Dr. Brooks joined NCATS’ office of rare diseases research (ORDR) as a program director in August 2018 and was appointed deputy director in September 2021. Prior to his tenure in the ORDR, he worked in NCATS’ division of clinical innovation, where he was the lead program director for the clinical and translational science awards (CTSA) program collaborative innovation awards, designed to fund projects that will result in novel and creative approaches to overcoming roadblocks in translational science. Dr. Brooks' research on rare genetic diseases gave him the opportunity to meet with patients and their families, which had a powerful impact on his view of the importance of translational science in rare diseases. He believes that nucleic acids have clear therapeutic potential for single-gene disorders, and he developed funding opportunities (PAR-20-098 and PAR-20-109) to support innovative approaches to delivering genome editors to target cell types. is interested in accelerating clinical trials in rare diseases by moving beyond “one disease at a time” approaches. Examples include the development of therapeutics that target shared molecular mechanisms underlying multiple rare diseases and the implementation of platform vector gene therapy trials via the NCATS Collaborative Rare Disease Platform Vector Gene Therapy Trial cooperative agreement.
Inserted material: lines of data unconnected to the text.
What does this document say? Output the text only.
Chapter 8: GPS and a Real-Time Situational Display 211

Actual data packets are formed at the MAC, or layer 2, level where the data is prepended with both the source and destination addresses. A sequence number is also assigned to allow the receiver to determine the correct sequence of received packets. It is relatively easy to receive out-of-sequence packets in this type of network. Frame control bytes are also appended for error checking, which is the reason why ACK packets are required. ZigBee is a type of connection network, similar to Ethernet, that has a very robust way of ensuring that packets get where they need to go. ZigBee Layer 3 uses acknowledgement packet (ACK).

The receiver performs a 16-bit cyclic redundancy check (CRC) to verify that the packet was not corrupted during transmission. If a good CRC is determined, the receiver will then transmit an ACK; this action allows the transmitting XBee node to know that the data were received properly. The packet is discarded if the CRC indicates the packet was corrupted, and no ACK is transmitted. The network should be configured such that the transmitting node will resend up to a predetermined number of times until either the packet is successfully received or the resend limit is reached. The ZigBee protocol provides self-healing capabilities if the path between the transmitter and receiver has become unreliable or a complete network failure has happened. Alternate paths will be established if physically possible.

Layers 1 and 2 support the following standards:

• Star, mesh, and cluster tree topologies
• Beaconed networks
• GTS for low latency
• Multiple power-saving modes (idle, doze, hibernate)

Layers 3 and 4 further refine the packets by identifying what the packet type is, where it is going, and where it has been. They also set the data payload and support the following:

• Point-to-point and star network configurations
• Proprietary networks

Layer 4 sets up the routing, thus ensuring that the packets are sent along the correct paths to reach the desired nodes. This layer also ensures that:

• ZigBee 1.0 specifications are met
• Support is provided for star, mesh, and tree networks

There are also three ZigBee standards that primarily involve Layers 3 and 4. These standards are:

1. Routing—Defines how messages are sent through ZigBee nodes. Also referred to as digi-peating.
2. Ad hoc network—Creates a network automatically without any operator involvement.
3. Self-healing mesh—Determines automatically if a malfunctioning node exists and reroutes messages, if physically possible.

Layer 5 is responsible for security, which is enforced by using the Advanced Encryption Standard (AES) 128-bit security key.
Jerry Mendell Award for Translational Science

Named for the first person to study viral mediated gene therapy for muscular dystrophy in humans, and the principal investigator in the study that led to the FDA approval of Zolgensma to treat SMA, the Jerry Mendell Award for Translational Science recognizes the extensive work required to bring gene and cell therapies to clinical trial. Supported by a generous grant from Dr. Suku and Ann Nagendran.

Kathy High, MD

President of therapeutics
AskBio

Dr. High joined AskBio in January 2021 as president of therapeutics and a member of the AskBio board of directors. In this role, she's responsible for driving the strategic direction and execution of the company’s preclinical and clinical programs. Most recently, she was a visiting professor at Rockefeller University. Previously, she served as president, head of research and development, and a member of the board of directors at Spark Therapeutics, where she directed the development and regulatory approval of Luxturna^®, the first gene therapy for genetic disease to obtain regulatory approval in both the U.S. and Europe. She was a longtime member of the faculty at the University of Pennsylvania and medical staff at The Children’s Hospital of Philadelphia, where she was also an investigator of the Howard Hughes Medical Institute. She served a five-year term on the FDA advisory committee on cell, tissue and gene therapies and is a Past President of ASGCT.

Dr. Holley is the director of science and education at ASGCT.